The Dartmouth Institute for Health Policy & Clinical Practice, Dartmouth College, Lebanon, NH, United States of America.
UMR 1027, Université Toulouse III Paul Sabatier, Toulouse, France.
PLoS One. 2020 Nov 11;15(11):e0241844. doi: 10.1371/journal.pone.0241844. eCollection 2020.
Graphic display formats are often used to enhance health information. Yet limited attention has been paid to graph literacy in people of lower education and lower socioeconomic status (SES). This study aimed to: 1) examine the relationship between graph literacy, numeracy, health literacy and sociodemographic characteristics in a Medicaid-eligible population 2) determine the impact of graph literacy on comprehension and preference for different visual formats.
We conducted a cross-sectional online survey among people in the US on Medicaid, and of presumed lower education and SES.
The mean graph literacy score among 436 participants was 1.47 (SD 1.05, range: 0 to 4). Only graph literacy was significantly associated with overall comprehension (p < .001). Mean comprehension scores were highest for the table format (1.91), closely followed by bar graph (1.85) and icon array (1.80). Information comprehension was aligned with preference scores.
Graph literacy in a Medicaid-eligible population was lower than previous estimates in the US. Tables were better understood, with icon arrays yielding the lowest score. Preferences aligned with comprehension.

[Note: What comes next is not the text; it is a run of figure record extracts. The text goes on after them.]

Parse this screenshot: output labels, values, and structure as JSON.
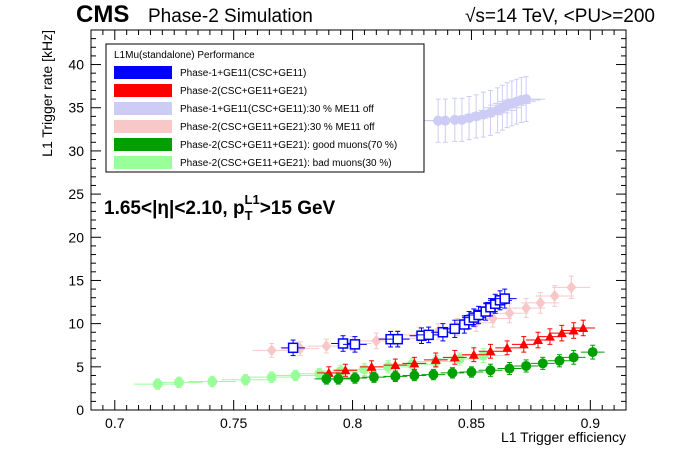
{
  "header": {
    "experiment": "CMS",
    "subtitle": "Phase-2 Simulation",
    "energy_pu": "√s=14 TeV, <PU>=200"
  },
  "chart_data": {
    "type": "scatter",
    "title": "",
    "xlabel": "L1 Trigger efficiency",
    "ylabel": "L1 Trigger rate [kHz]",
    "xlim": [
      0.69,
      0.915
    ],
    "ylim": [
      0,
      44
    ],
    "x_ticks": [
      "0.7",
      "0.75",
      "0.8",
      "0.85",
      "0.9"
    ],
    "y_ticks": [
      "0",
      "5",
      "10",
      "15",
      "20",
      "25",
      "30",
      "35",
      "40"
    ],
    "annotation": {
      "eta_prefix": "1.65<|η|<2.10, p",
      "sub": "T",
      "sup": "L1",
      "suffix": ">15 GeV"
    },
    "legend": {
      "title": "L1Mu(standalone) Performance",
      "position": "top-left"
    },
    "series": [
      {
        "name": "Phase-1+GE11(CSC+GE11)",
        "color": "#0000ff",
        "marker": "open-square",
        "points": [
          {
            "x": 0.775,
            "y": 7.2,
            "xerr": 0.005,
            "yerr": 0.9
          },
          {
            "x": 0.796,
            "y": 7.7,
            "xerr": 0.005,
            "yerr": 0.9
          },
          {
            "x": 0.801,
            "y": 7.6,
            "xerr": 0.005,
            "yerr": 0.9
          },
          {
            "x": 0.816,
            "y": 8.2,
            "xerr": 0.005,
            "yerr": 0.9
          },
          {
            "x": 0.819,
            "y": 8.2,
            "xerr": 0.005,
            "yerr": 0.9
          },
          {
            "x": 0.829,
            "y": 8.6,
            "xerr": 0.005,
            "yerr": 0.9
          },
          {
            "x": 0.832,
            "y": 8.7,
            "xerr": 0.005,
            "yerr": 0.9
          },
          {
            "x": 0.838,
            "y": 9.0,
            "xerr": 0.005,
            "yerr": 1.0
          },
          {
            "x": 0.843,
            "y": 9.4,
            "xerr": 0.005,
            "yerr": 1.0
          },
          {
            "x": 0.847,
            "y": 9.9,
            "xerr": 0.005,
            "yerr": 1.0
          },
          {
            "x": 0.849,
            "y": 10.4,
            "xerr": 0.005,
            "yerr": 1.0
          },
          {
            "x": 0.851,
            "y": 10.7,
            "xerr": 0.005,
            "yerr": 1.0
          },
          {
            "x": 0.853,
            "y": 11.0,
            "xerr": 0.005,
            "yerr": 1.0
          },
          {
            "x": 0.856,
            "y": 11.4,
            "xerr": 0.005,
            "yerr": 1.0
          },
          {
            "x": 0.858,
            "y": 11.9,
            "xerr": 0.005,
            "yerr": 1.0
          },
          {
            "x": 0.86,
            "y": 12.3,
            "xerr": 0.005,
            "yerr": 1.1
          },
          {
            "x": 0.862,
            "y": 12.7,
            "xerr": 0.005,
            "yerr": 1.1
          },
          {
            "x": 0.864,
            "y": 12.9,
            "xerr": 0.005,
            "yerr": 1.1
          }
        ]
      },
      {
        "name": "Phase-2(CSC+GE11+GE21)",
        "color": "#ff0000",
        "marker": "filled-triangle",
        "points": [
          {
            "x": 0.79,
            "y": 4.3,
            "xerr": 0.005,
            "yerr": 0.7
          },
          {
            "x": 0.797,
            "y": 4.6,
            "xerr": 0.005,
            "yerr": 0.7
          },
          {
            "x": 0.808,
            "y": 5.0,
            "xerr": 0.005,
            "yerr": 0.7
          },
          {
            "x": 0.818,
            "y": 5.2,
            "xerr": 0.005,
            "yerr": 0.7
          },
          {
            "x": 0.826,
            "y": 5.4,
            "xerr": 0.005,
            "yerr": 0.7
          },
          {
            "x": 0.835,
            "y": 5.8,
            "xerr": 0.005,
            "yerr": 0.8
          },
          {
            "x": 0.843,
            "y": 6.1,
            "xerr": 0.005,
            "yerr": 0.8
          },
          {
            "x": 0.851,
            "y": 6.4,
            "xerr": 0.005,
            "yerr": 0.8
          },
          {
            "x": 0.858,
            "y": 6.8,
            "xerr": 0.005,
            "yerr": 0.8
          },
          {
            "x": 0.865,
            "y": 7.2,
            "xerr": 0.005,
            "yerr": 0.8
          },
          {
            "x": 0.872,
            "y": 7.6,
            "xerr": 0.005,
            "yerr": 0.9
          },
          {
            "x": 0.878,
            "y": 8.1,
            "xerr": 0.005,
            "yerr": 0.9
          },
          {
            "x": 0.883,
            "y": 8.5,
            "xerr": 0.005,
            "yerr": 0.9
          },
          {
            "x": 0.888,
            "y": 8.9,
            "xerr": 0.005,
            "yerr": 0.9
          },
          {
            "x": 0.893,
            "y": 9.2,
            "xerr": 0.005,
            "yerr": 0.9
          },
          {
            "x": 0.897,
            "y": 9.5,
            "xerr": 0.005,
            "yerr": 0.9
          }
        ]
      },
      {
        "name": "Phase-1+GE11(CSC+GE11):30 % ME11 off",
        "color": "#ccccf5",
        "marker": "filled-circle",
        "points": [
          {
            "x": 0.836,
            "y": 33.5,
            "xerr": 0.008,
            "yerr": 2.5
          },
          {
            "x": 0.839,
            "y": 33.5,
            "xerr": 0.008,
            "yerr": 2.5
          },
          {
            "x": 0.843,
            "y": 33.6,
            "xerr": 0.008,
            "yerr": 2.5
          },
          {
            "x": 0.846,
            "y": 33.6,
            "xerr": 0.008,
            "yerr": 2.5
          },
          {
            "x": 0.849,
            "y": 33.8,
            "xerr": 0.008,
            "yerr": 2.5
          },
          {
            "x": 0.852,
            "y": 34.0,
            "xerr": 0.008,
            "yerr": 2.5
          },
          {
            "x": 0.855,
            "y": 34.2,
            "xerr": 0.008,
            "yerr": 2.6
          },
          {
            "x": 0.858,
            "y": 34.4,
            "xerr": 0.008,
            "yerr": 2.6
          },
          {
            "x": 0.861,
            "y": 34.7,
            "xerr": 0.008,
            "yerr": 2.6
          },
          {
            "x": 0.863,
            "y": 35.0,
            "xerr": 0.008,
            "yerr": 2.6
          },
          {
            "x": 0.865,
            "y": 35.3,
            "xerr": 0.008,
            "yerr": 2.6
          },
          {
            "x": 0.867,
            "y": 35.5,
            "xerr": 0.008,
            "yerr": 2.6
          },
          {
            "x": 0.869,
            "y": 35.7,
            "xerr": 0.008,
            "yerr": 2.6
          },
          {
            "x": 0.871,
            "y": 35.9,
            "xerr": 0.008,
            "yerr": 2.6
          },
          {
            "x": 0.873,
            "y": 36.0,
            "xerr": 0.008,
            "yerr": 2.6
          }
        ]
      },
      {
        "name": "Phase-2(CSC+GE11+GE21):30 % ME11 off",
        "color": "#f8c8c8",
        "marker": "filled-diamond",
        "points": [
          {
            "x": 0.766,
            "y": 6.9,
            "xerr": 0.008,
            "yerr": 0.8
          },
          {
            "x": 0.778,
            "y": 7.1,
            "xerr": 0.008,
            "yerr": 0.8
          },
          {
            "x": 0.789,
            "y": 7.4,
            "xerr": 0.008,
            "yerr": 0.8
          },
          {
            "x": 0.8,
            "y": 7.7,
            "xerr": 0.008,
            "yerr": 0.8
          },
          {
            "x": 0.81,
            "y": 8.0,
            "xerr": 0.008,
            "yerr": 0.9
          },
          {
            "x": 0.819,
            "y": 8.3,
            "xerr": 0.008,
            "yerr": 0.9
          },
          {
            "x": 0.828,
            "y": 8.7,
            "xerr": 0.008,
            "yerr": 0.9
          },
          {
            "x": 0.836,
            "y": 9.1,
            "xerr": 0.008,
            "yerr": 0.9
          },
          {
            "x": 0.844,
            "y": 9.6,
            "xerr": 0.008,
            "yerr": 1.0
          },
          {
            "x": 0.852,
            "y": 10.1,
            "xerr": 0.008,
            "yerr": 1.0
          },
          {
            "x": 0.859,
            "y": 10.6,
            "xerr": 0.008,
            "yerr": 1.0
          },
          {
            "x": 0.866,
            "y": 11.2,
            "xerr": 0.008,
            "yerr": 1.1
          },
          {
            "x": 0.873,
            "y": 11.8,
            "xerr": 0.008,
            "yerr": 1.1
          },
          {
            "x": 0.879,
            "y": 12.4,
            "xerr": 0.008,
            "yerr": 1.2
          },
          {
            "x": 0.885,
            "y": 13.2,
            "xerr": 0.008,
            "yerr": 1.2
          },
          {
            "x": 0.892,
            "y": 14.2,
            "xerr": 0.008,
            "yerr": 1.3
          }
        ]
      },
      {
        "name": "Phase-2(CSC+GE11+GE21): good muons(70 %)",
        "color": "#00a000",
        "marker": "filled-circle",
        "points": [
          {
            "x": 0.789,
            "y": 3.6,
            "xerr": 0.005,
            "yerr": 0.6
          },
          {
            "x": 0.794,
            "y": 3.6,
            "xerr": 0.005,
            "yerr": 0.6
          },
          {
            "x": 0.801,
            "y": 3.7,
            "xerr": 0.005,
            "yerr": 0.6
          },
          {
            "x": 0.809,
            "y": 3.8,
            "xerr": 0.005,
            "yerr": 0.6
          },
          {
            "x": 0.818,
            "y": 3.9,
            "xerr": 0.005,
            "yerr": 0.6
          },
          {
            "x": 0.826,
            "y": 4.0,
            "xerr": 0.005,
            "yerr": 0.6
          },
          {
            "x": 0.834,
            "y": 4.1,
            "xerr": 0.005,
            "yerr": 0.6
          },
          {
            "x": 0.842,
            "y": 4.3,
            "xerr": 0.005,
            "yerr": 0.6
          },
          {
            "x": 0.85,
            "y": 4.4,
            "xerr": 0.005,
            "yerr": 0.6
          },
          {
            "x": 0.858,
            "y": 4.6,
            "xerr": 0.005,
            "yerr": 0.7
          },
          {
            "x": 0.866,
            "y": 4.8,
            "xerr": 0.005,
            "yerr": 0.7
          },
          {
            "x": 0.873,
            "y": 5.1,
            "xerr": 0.005,
            "yerr": 0.7
          },
          {
            "x": 0.88,
            "y": 5.4,
            "xerr": 0.005,
            "yerr": 0.7
          },
          {
            "x": 0.887,
            "y": 5.7,
            "xerr": 0.005,
            "yerr": 0.7
          },
          {
            "x": 0.893,
            "y": 6.1,
            "xerr": 0.005,
            "yerr": 0.8
          },
          {
            "x": 0.901,
            "y": 6.7,
            "xerr": 0.005,
            "yerr": 0.8
          }
        ]
      },
      {
        "name": "Phase-2(CSC+GE11+GE21): bad muons(30 %)",
        "color": "#99ff99",
        "marker": "filled-circle",
        "points": [
          {
            "x": 0.718,
            "y": 3.0,
            "xerr": 0.01,
            "yerr": 0.6
          },
          {
            "x": 0.727,
            "y": 3.2,
            "xerr": 0.01,
            "yerr": 0.6
          },
          {
            "x": 0.741,
            "y": 3.3,
            "xerr": 0.01,
            "yerr": 0.6
          },
          {
            "x": 0.755,
            "y": 3.5,
            "xerr": 0.01,
            "yerr": 0.6
          },
          {
            "x": 0.766,
            "y": 3.8,
            "xerr": 0.01,
            "yerr": 0.6
          },
          {
            "x": 0.776,
            "y": 4.0,
            "xerr": 0.01,
            "yerr": 0.6
          },
          {
            "x": 0.786,
            "y": 4.2,
            "xerr": 0.01,
            "yerr": 0.6
          },
          {
            "x": 0.795,
            "y": 4.5,
            "xerr": 0.01,
            "yerr": 0.7
          },
          {
            "x": 0.805,
            "y": 4.7,
            "xerr": 0.01,
            "yerr": 0.7
          },
          {
            "x": 0.815,
            "y": 5.0,
            "xerr": 0.01,
            "yerr": 0.7
          },
          {
            "x": 0.825,
            "y": 5.3,
            "xerr": 0.01,
            "yerr": 0.7
          },
          {
            "x": 0.835,
            "y": 5.6,
            "xerr": 0.01,
            "yerr": 0.7
          },
          {
            "x": 0.845,
            "y": 5.9,
            "xerr": 0.01,
            "yerr": 0.7
          },
          {
            "x": 0.855,
            "y": 6.3,
            "xerr": 0.01,
            "yerr": 0.8
          }
        ]
      }
    ]
  }
}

It may be necessary to reconsider the use of graphic display formats when designing information for people with lower educational levels. Further research is needed.
图形显示格式常用于增强健康信息。然而,人们对受教育程度较低和社会经济地位(SES)较低的人群的图表阅读能力关注有限。本研究旨在:1)在符合医疗补助条件的人群中,检查图表阅读能力、计算能力、健康素养与社会人口特征之间的关系;2)确定图表阅读能力对不同视觉格式的理解和偏好的影响。

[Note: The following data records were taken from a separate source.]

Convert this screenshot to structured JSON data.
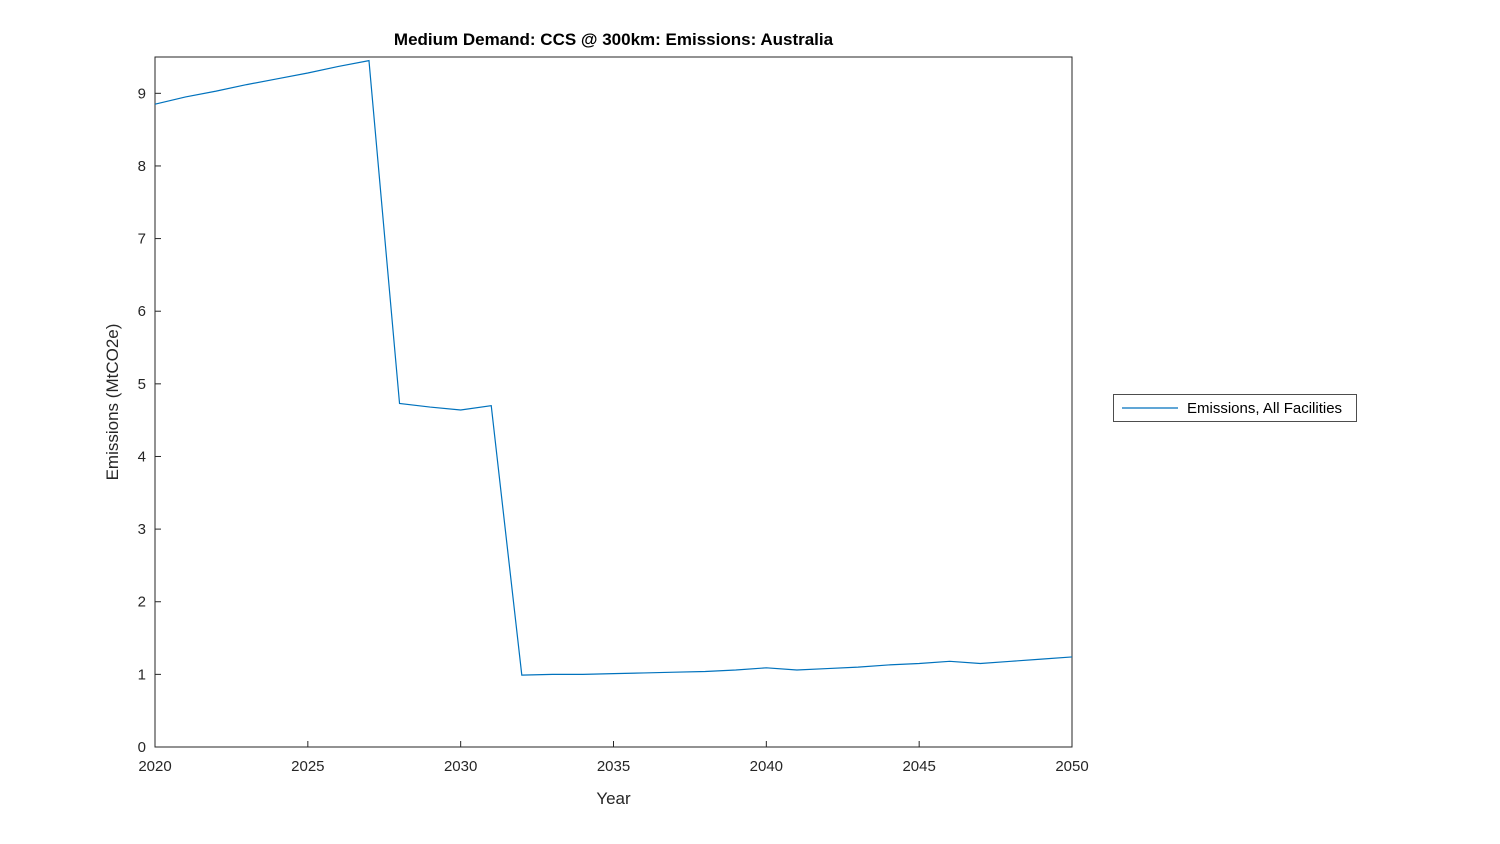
{
  "chart_data": {
    "type": "line",
    "title": "Medium Demand: CCS @ 300km: Emissions: Australia",
    "xlabel": "Year",
    "ylabel": "Emissions (MtCO2e)",
    "xlim": [
      2020,
      2050
    ],
    "ylim": [
      0,
      9.5
    ],
    "xticks": [
      2020,
      2025,
      2030,
      2035,
      2040,
      2045,
      2050
    ],
    "yticks": [
      0,
      1,
      2,
      3,
      4,
      5,
      6,
      7,
      8,
      9
    ],
    "grid": false,
    "legend_position": "right-outside",
    "x": [
      2020,
      2021,
      2022,
      2023,
      2024,
      2025,
      2026,
      2027,
      2028,
      2029,
      2030,
      2031,
      2032,
      2033,
      2034,
      2035,
      2036,
      2037,
      2038,
      2039,
      2040,
      2041,
      2042,
      2043,
      2044,
      2045,
      2046,
      2047,
      2048,
      2049,
      2050
    ],
    "series": [
      {
        "name": "Emissions, All Facilities",
        "color": "#0072BD",
        "values": [
          8.85,
          8.95,
          9.03,
          9.12,
          9.2,
          9.28,
          9.37,
          9.45,
          4.73,
          4.68,
          4.64,
          4.7,
          0.99,
          1.0,
          1.0,
          1.01,
          1.02,
          1.03,
          1.04,
          1.06,
          1.09,
          1.06,
          1.08,
          1.1,
          1.13,
          1.15,
          1.18,
          1.15,
          1.18,
          1.21,
          1.24
        ]
      }
    ]
  }
}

我们在美国对符合医疗补助条件的人群进行了一项横断面在线调查,这些人被认为受教育程度较低,社会经济地位较低。
436 名参与者的平均图表阅读能力得分为 1.47(标准差 1.05,范围:0 至 4)。只有图表阅读能力与总体理解能力显著相关(p<0.001)。表格格式的平均理解得分最高(1.91),其次是条形图(1.85)和图标数组(1.80)。信息理解与偏好得分一致。
符合医疗补助条件的人群的图表阅读能力低于美国以前的估计。表格更容易理解,图标数组的得分最低。偏好与理解一致。
在为受教育程度较低的人群设计信息时,可能需要重新考虑图形显示格式的使用。需要进一步研究。